Oleh karena itu, sang Raja memerintah para hulubalang untuk menyusul Gajah Merik di Tepat Topes.
Namun, sebelum para hulubalang berangkat ke Tepat Topes, salah satu mereka ditugaskan untuk menjaga di tepi
Danau Tes. Tak lama, hulubalang yang ditugaskan berjaga-jaga di Danau Tes tersebut, tergesa-gesa balik ke
istana. “Ampun, Baginda! Gajah Merik telah kembali bersama Gajah Meram dan Putri Jinggai dengan selamat.”

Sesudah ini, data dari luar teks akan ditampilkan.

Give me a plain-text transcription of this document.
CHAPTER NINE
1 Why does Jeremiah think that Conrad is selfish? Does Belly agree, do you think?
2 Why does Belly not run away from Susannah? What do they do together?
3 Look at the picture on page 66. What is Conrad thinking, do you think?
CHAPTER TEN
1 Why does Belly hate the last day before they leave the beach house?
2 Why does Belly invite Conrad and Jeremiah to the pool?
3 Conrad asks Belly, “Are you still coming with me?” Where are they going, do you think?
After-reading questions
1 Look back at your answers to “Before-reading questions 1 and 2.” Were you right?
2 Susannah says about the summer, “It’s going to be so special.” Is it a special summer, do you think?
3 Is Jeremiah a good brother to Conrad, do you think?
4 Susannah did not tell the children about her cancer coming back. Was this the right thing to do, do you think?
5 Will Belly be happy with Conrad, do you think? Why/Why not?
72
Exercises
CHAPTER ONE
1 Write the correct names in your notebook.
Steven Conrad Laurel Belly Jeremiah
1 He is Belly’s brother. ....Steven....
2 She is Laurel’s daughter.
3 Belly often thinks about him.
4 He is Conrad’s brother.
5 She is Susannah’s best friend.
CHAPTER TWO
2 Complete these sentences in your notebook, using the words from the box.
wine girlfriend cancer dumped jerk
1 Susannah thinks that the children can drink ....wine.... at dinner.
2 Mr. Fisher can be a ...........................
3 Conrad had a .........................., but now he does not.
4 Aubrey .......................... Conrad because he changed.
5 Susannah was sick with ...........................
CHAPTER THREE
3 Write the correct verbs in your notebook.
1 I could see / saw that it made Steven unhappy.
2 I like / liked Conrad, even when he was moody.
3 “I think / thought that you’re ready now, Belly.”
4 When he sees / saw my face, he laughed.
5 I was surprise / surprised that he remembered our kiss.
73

Lapor si hulubalang. “Ah bagaimana mungkin? Bukannya Gajah Merik masih melakukan peratapan di Tepat
Topes?” Tanya sang Raja memastikan.
“Ampun, Baginda! Saya sedang berjaga-jaga di danau dan tiba-tiba saya melihat kemunculan Gajah
Merik disertai dengan Gajah Meram dan Putri Jinggai. Rupanya, setelah bertapa selama tujuh hari tujuh malam,
Gajah Merik tidak langsung kembali ke istana. Melainkan, ia melanjutkan perjalanannya menuju istana Raja Ular
untuk menyelamatkan Gajah Meram dan Putri Jinggai.” Jelas hulubalang itu. “Ooo, begitu.” Jawab Raja sambil
tersenyum.
Tidak beberapa lama kemudian, Gajah Merik, Gajah Meram dan Putri Jinggai datang ke istana dengan
dikawal oleh beberapa hulubalang yang bertugas. Kedatangan mereka bertiga disambut dengan gembira oleh
seluruh keluarga di istana. Kabar kembalinya mereka bertiga menyebar ke pelosok negeri dengan cepat, semua
orang pun ikut bergembira. Oleh karena itu, sang Raja mengadakan pesta perayaan selama tujuh hari tujuh malam,
dan menyerahkan tahtanya kepada Gajah Meram. “Ampun, Ayahanda! Tetapi, yang paling berhak atas takhta
kerajaan ini adalah Gajah Merik. Dialah yang paling berjasa atas negeri ini dan ia juga telah menyelamatkan saya
dan Putri Jinggai.” Kata Gajah Meram.
“Baiklah, jika kamu tidak keberatan. Bersediakan kamu menjadi Raja dari istana yang kita banggakan
ini, anakku?” Tanya sang Raja kepada Gajah Merik. “Ampun, Ayahanda! Ananda bersedia menjadi raja, tapi
ananda mempunyai satu permintaan.” jawab Gajah Merik memberi syarat. “Apakah permintaanmu itu, putraku?”
Tanya sang Raja Penasaran. “Jika Ananda menjadi, bolehkah Ananda mengangkat Raja Ular beserta pengikutnya
menjadi hulubalang kerajaan ini?” Pinta Gajah Merik kepada ayahnya. Permintaan Gajah Merik pun dikabulkan
oleh Raja. Akhirnya si Raja Ular dan pengikutnya yang berhasil di taklukkan menjadi hulubalang Kerajaan Kutei
Rukam. Kisah petualangan Gajah Merik ini kemudian melahirkan cerita tentang Ular kepala Tujuh. Ular tersebut
dipercayai masyarakat Lebong sebagai penunggu Danau Tes. Dan sarangnya berada di Teluk Lem sampai di
bawah pondok Lucuk. Oleh karena itu masyarakat sana sangat menjaga ucapan mereka saat melintasi danau
tersebut, dan mereka percaya jika mereka berkata sembrono, akan ada hal buruk yang menimpa mereka.